Mumbai: MHADA's Virar lottery winners hit another jackpot
Following expected change in pricing policy next week, housing authority will be charging July lottery winners and future buyers nearly Rs 3 lakh less for its Virar flats than it had quoted initially
With real estate prices making their way to the stratosphere, there is good news for at least a few house buyers. In a move unheard of in the city’s realty market, MHADA is going to charge previous lottery winners and future buyers of its homes in Virar nearly Rs 3 lakh less than the prices it had quoted for the flats initially.
The under-construction MHADA flats in Virar. File pic
In the lottery, held in July, MHADA had sold nearly 1,500 flats in Virar at Rs 25 lakh in the Economically Weaker Section (EWS) category and R45 lakh for the Middle Income Group (MIG) category. As per its new pricing policy, the housing authority will be slashing the rates to Rs 23 lakh and Rs 42 lakh respectively.
Confirming this, MHADA’s Chief PRO Vaishali Sandansingh said, “There will be a change in the pricing policy of MHADA, wherein the interest rate on construction cost will be reduced from 14.5% to 10.5%.
Because of this, the rates for the homes will reduce. The decision will be out in a week.” When MHADA had come out with the lottery for the Virar homes in July, the buildings were half constructed, and all the permissions are in place now.
“In larger complexes, the construction cost of the buildings is lower and with all the permissions in place, when we calculated the rate, we realised that the construction cost interest is lesser than the one that had been applied earlier.
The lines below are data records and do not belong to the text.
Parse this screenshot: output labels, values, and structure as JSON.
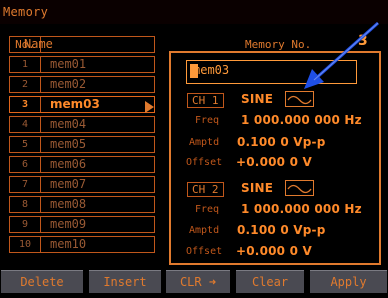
{
  "header": {
    "title": "Memory"
  },
  "list": {
    "col_no": "No.",
    "col_name": "Name",
    "rows": [
      {
        "no": "1",
        "name": "mem01"
      },
      {
        "no": "2",
        "name": "mem02"
      },
      {
        "no": "3",
        "name": "mem03"
      },
      {
        "no": "4",
        "name": "mem04"
      },
      {
        "no": "5",
        "name": "mem05"
      },
      {
        "no": "6",
        "name": "mem06"
      },
      {
        "no": "7",
        "name": "mem07"
      },
      {
        "no": "8",
        "name": "mem08"
      },
      {
        "no": "9",
        "name": "mem09"
      },
      {
        "no": "10",
        "name": "mem10"
      }
    ],
    "selected_index": 2
  },
  "detail": {
    "memory_no_label": "Memory No.",
    "memory_no_value": "3",
    "name_value": "mem03",
    "ch1": {
      "label": "CH 1",
      "waveform": "SINE",
      "freq_label": "Freq",
      "freq_value": "1 000.000 000 Hz",
      "amptd_label": "Amptd",
      "amptd_value": "0.100 0 Vp-p",
      "offset_label": "Offset",
      "offset_value": "+0.000 0 V"
    },
    "ch2": {
      "label": "CH 2",
      "waveform": "SINE",
      "freq_label": "Freq",
      "freq_value": "1 000.000 000 Hz",
      "amptd_label": "Amptd",
      "amptd_value": "0.100 0 Vp-p",
      "offset_label": "Offset",
      "offset_value": "+0.000 0 V"
    }
  },
  "buttons": {
    "delete": "Delete",
    "insert": "Insert",
    "clr": "CLR ➜",
    "clear": "Clear",
    "apply": "Apply"
  },
  "icons": {
    "wave1": "sine-wave-icon",
    "wave2": "sine-wave-icon",
    "pointer": "blue-arrow-icon",
    "selection": "selection-arrow-icon"
  },
  "colors": {
    "accent": "#e07a2e",
    "highlight": "#ff9a3a",
    "button_bg": "#4a4a52",
    "annotation_arrow": "#1f4fe6"
  }
}
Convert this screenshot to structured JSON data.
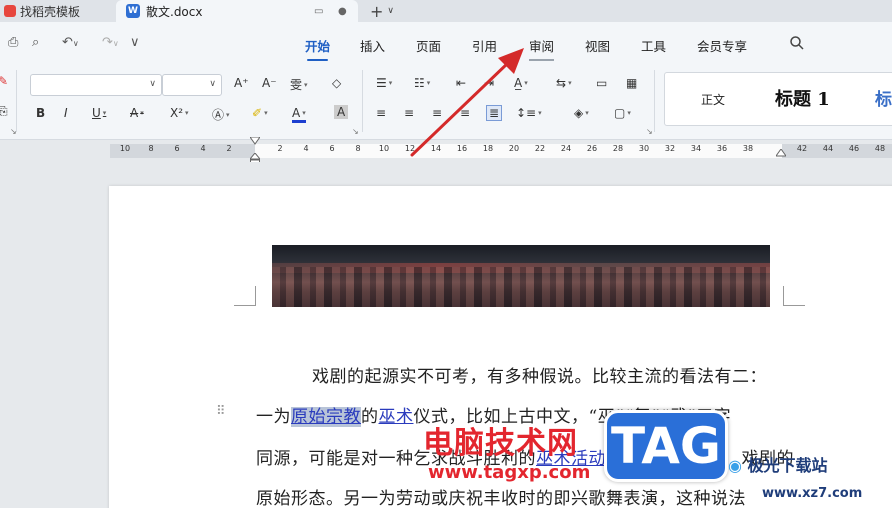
{
  "tabs": [
    {
      "label": "找稻壳模板"
    },
    {
      "label": "散文.docx"
    }
  ],
  "menu": {
    "items": [
      "开始",
      "插入",
      "页面",
      "引用",
      "审阅",
      "视图",
      "工具",
      "会员专享"
    ],
    "active": "开始",
    "highlighted": "审阅"
  },
  "toolbar": {
    "font_name": "",
    "font_size": "",
    "style_normal": "正文",
    "style_h1": "标题 1",
    "style_h2": "标"
  },
  "ruler": {
    "left_numbers": [
      "10",
      "8",
      "6",
      "4",
      "2"
    ],
    "right_numbers": [
      "2",
      "4",
      "6",
      "8",
      "10",
      "12",
      "14",
      "16",
      "18",
      "20",
      "22",
      "24",
      "26",
      "28",
      "30",
      "32",
      "34",
      "36",
      "38"
    ],
    "far_numbers": [
      "42",
      "44",
      "46",
      "48"
    ]
  },
  "document": {
    "line1": "戏剧的起源实不可考，有多种假说。比较主流的看法有二：",
    "line2_a": "一为",
    "line2_sel": "原始宗教",
    "line2_b": "的",
    "line2_link": "巫术",
    "line2_c": "仪式，比如上古中文，“巫”“舞”“武”三字",
    "line3_a": "同源，可能是对一种乞求战斗胜利的",
    "line3_link": "巫术活动",
    "line3_b": "的",
    "line3_c": "戏剧的",
    "line4": "原始形态。另一为劳动或庆祝丰收时的即兴歌舞表演，这种说法"
  },
  "watermarks": {
    "site_name": "电脑技术网",
    "site_url": "www.tagxp.com",
    "tag": "TAG",
    "logo": "极光下载站",
    "logo_url": "www.xz7.com"
  },
  "colors": {
    "accent": "#1f5fc4",
    "arrow": "#d42a2a",
    "link": "#2a3bbd",
    "selection": "#b8c4d8"
  }
}
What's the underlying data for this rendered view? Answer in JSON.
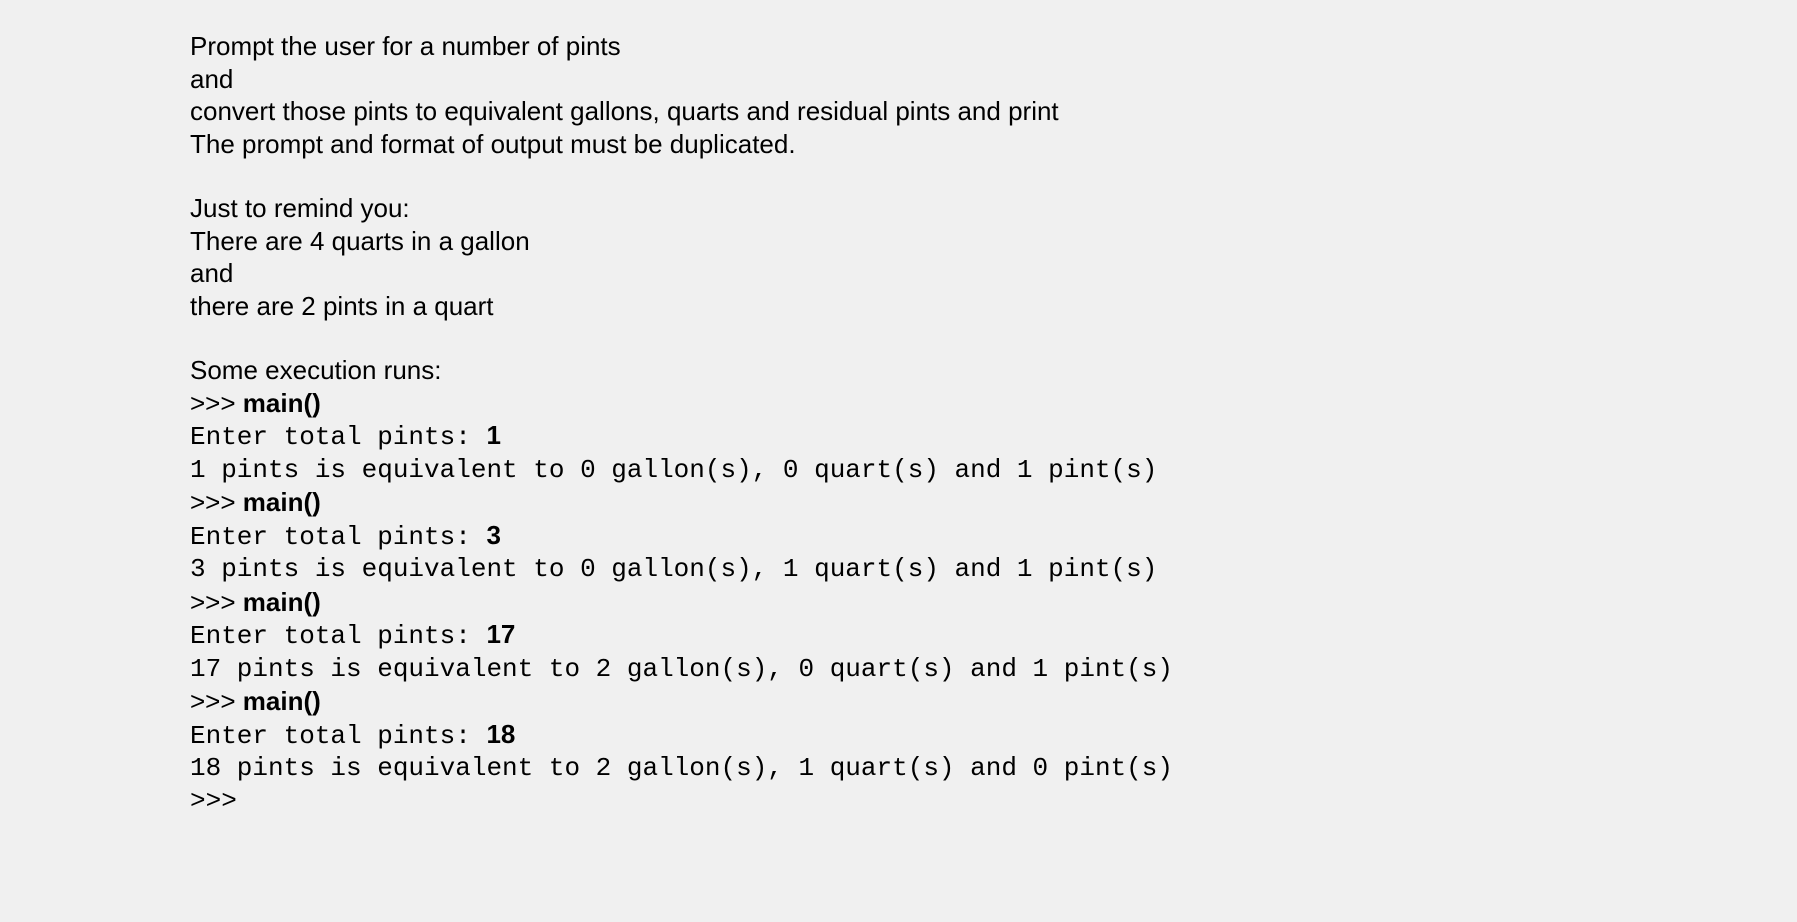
{
  "paragraph1": {
    "line1": "Prompt the user for a number of pints",
    "line2": "and",
    "line3": "convert those pints to equivalent gallons, quarts and residual pints and print",
    "line4": "The prompt and format of output must be duplicated."
  },
  "paragraph2": {
    "line1": "Just to remind you:",
    "line2": "There are 4 quarts in a gallon",
    "line3": "and",
    "line4": "there are 2 pints in a quart"
  },
  "executions": {
    "intro": "Some execution runs:",
    "prompt_prefix": ">>> ",
    "main_call": "main()",
    "enter_prompt": "Enter total pints: ",
    "final_prompt": ">>>",
    "runs": [
      {
        "input": "1",
        "output": "1 pints is equivalent to 0 gallon(s), 0 quart(s) and 1 pint(s)"
      },
      {
        "input": "3",
        "output": "3 pints is equivalent to 0 gallon(s), 1 quart(s) and 1 pint(s)"
      },
      {
        "input": "17",
        "output": "17 pints is equivalent to 2 gallon(s), 0 quart(s) and 1 pint(s)"
      },
      {
        "input": "18",
        "output": "18 pints is equivalent to 2 gallon(s), 1 quart(s) and 0 pint(s)"
      }
    ]
  }
}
Hence, MHADA has reduced the prices of the homes, and even the new flats will be sold at the cheaper rates,” said a senior MHADA officer.
By next week, MHADA’s Konkan board will pass the amendment in the pricing policy, which will be implemented with immediate effect. Letters with new prices will be sent to the winners of the last lottery, and the new prices will be charged from them instead of the old ones.